A advogada Isabela Araújo Rodrigues, integrante da Comissão de Mulheres Advogadas da OAB-MG e da rede de enfrentamento à violência contra a mulher, explica que autores de crimes podem ser responsabilizados mesmo que sejam diagnosticados com transtornos mentais que os levem a praticar atos ilícitos.

“O crime vai ser configurado na medida da capacidade de discernimento da pessoa, o que é chamado no Direito de imputabilidade. O que o juiz vai averiguar é se aquela pessoa, no momento do cometimento do crime, podia conduzir suas ações e vontade, qual era o discernimento dela”, conta a defensora.

“Mesmo que o autor argumente possuir algum transtorno mental, existe um processo legal de apuração que definirá isso diante do processo. De toda forma, é preciso observar que as vítimas devem procurar a proteção da lei e fazer as denúncias necessárias. Essa responsabilização só vai ocorrer diante de um processo”, explica a especialista.

Isabela esclarece que o processo contempla um trabalho de perícia para definir a capacidade de discernimento da pessoa, que pode variar entre inimputável e semi-inimputável. De qualquer forma, independentemente da conclusão do laudo pericial, o autor pode receber uma sanção.

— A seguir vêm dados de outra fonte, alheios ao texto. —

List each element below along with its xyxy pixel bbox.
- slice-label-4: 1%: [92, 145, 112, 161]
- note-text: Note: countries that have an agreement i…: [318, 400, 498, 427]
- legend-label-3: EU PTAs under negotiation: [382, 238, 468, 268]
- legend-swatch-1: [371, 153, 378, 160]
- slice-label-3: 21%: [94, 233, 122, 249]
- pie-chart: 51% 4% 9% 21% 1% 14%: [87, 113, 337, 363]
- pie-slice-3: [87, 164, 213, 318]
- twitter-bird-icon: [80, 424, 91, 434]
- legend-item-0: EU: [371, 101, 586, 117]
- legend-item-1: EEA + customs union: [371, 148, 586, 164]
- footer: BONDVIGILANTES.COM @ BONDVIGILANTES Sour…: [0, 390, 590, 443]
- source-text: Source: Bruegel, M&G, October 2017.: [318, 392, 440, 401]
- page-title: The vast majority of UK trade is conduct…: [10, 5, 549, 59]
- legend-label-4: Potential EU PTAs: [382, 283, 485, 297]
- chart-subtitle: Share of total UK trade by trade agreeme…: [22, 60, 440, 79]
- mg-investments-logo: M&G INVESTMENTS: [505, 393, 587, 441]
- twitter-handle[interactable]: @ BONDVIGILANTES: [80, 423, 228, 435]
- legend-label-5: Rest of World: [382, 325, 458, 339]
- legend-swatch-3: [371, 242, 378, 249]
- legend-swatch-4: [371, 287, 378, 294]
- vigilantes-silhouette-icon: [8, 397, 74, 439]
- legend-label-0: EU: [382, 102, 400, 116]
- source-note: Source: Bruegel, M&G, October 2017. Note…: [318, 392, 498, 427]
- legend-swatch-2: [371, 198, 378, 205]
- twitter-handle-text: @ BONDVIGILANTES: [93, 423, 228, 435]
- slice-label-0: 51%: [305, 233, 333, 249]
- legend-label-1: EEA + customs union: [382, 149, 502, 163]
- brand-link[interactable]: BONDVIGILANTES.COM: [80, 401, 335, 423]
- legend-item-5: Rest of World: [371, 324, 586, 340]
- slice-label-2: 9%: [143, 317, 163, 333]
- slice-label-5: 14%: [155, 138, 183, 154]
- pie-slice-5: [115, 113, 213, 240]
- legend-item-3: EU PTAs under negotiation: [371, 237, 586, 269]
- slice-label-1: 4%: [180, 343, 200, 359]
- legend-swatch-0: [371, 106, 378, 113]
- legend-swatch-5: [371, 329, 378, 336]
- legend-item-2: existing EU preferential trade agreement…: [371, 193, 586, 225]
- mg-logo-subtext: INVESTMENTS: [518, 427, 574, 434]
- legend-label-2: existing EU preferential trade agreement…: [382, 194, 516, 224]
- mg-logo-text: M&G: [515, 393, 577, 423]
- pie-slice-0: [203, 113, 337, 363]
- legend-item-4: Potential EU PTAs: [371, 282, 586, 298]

“Por meio do laudo pericial é que se decide a aplicação de medida de segurança ou medida de penalização, isso dentro da capacidade de entendimento. Se o sujeito é considerado insano juridicamente, ele vai receber uma medida de internação para um hospital psiquiátrico”, conta.

Denuncie!

O BHAZ também conversou com a delegada Isabella França de Oliveira a respeito dos procedimentos relacionados a vítimas de crimes de natureza sexual. Ela explica que os crimes sexuais não dependem de representação das vítimas, já que são de ação pública incondicionada. “Apesar disso, é imprescindível que as vítimas procurem a delegacia para denunciar a prátia do delito. A vítima pode procurar qualquer Delegacia de Polícia Civil para registrar a ocorrência”, diz.

Na capital mineira, o endereço mais indicado é a Delegacia Especializada de Investigação a Violência Sexual, localizada na avenida Barbacena, no número 288, no Barro Preto, região Central da cidade.

Ainda de acordo com a delegada, uma investigação pode contemplar vários casos quando envolve o mesmo suspeito. “A delegada que estiver apurando as denúncias vai decidir pelo andamento do procedimento, ela pode instaurar inquéritos distintos ou apurar tudo em um mesmo inquérito”, explica.

Em casos de crimes cometidos por meio da internet, ou das redes sociais, é a delegada também quem analisa e decide a respeito de uma possível qualificação do crime de importunação sexual. A pena para quem envia cena de sexo, nudez, ou pornografia, sem o consentimento da vítima pode variar de 1 a 5 anos de prisão, caso o fato não constitua crime mais grave.

Por fim, a delegada orienta que, em casos de violência com conjunção carnal, a vítima deve antes procurar atendimento médico e, na sequência, informar o caso às autoridades em uma delegacia mais próxima. “Em caso de importunação sexual, a pessoa deve acionar a Polícia Militar para um primeiro atendimento ou procurar uma Delegacia de Polícia Civil, para registrar a ocorrência e possibilitar a atuação imediata da polícia”, conta.

Importunação sexual x estupro

O crime de importunação sexual se tornou lei em 2018 e é caracterizado pela realização de ato libidinoso na presença de alguém e sem sua anuência. O caso mais comum é o assédio sofrido por mulheres em meios de transporte coletivo, como ônibus e metrô. Antes, isso era considerado apenas uma contravenção penal, com pena de multa. Agora, quem praticá-lo poderá pegar de 1 a 5 anos de prisão.

Já o crime de estupro é previsto no art. 213, e consiste em “constranger alguém, mediante violência ou grave ameaça, a ter conjunção carnal ou a praticar ou permitir que com ele se pratique outro ato libidinoso”. Mesmo que não exista a conjunção carnal, o criminoso pode ser condenado a uma pena de reclusão de 6 a 10 anos. O art. 217A prevê crime de estupro de vulnerável quando a vítima tem menos de 14 anos ou possui algum tipo de vulnerabilidade, e a pena varia de 8 a 15 anos.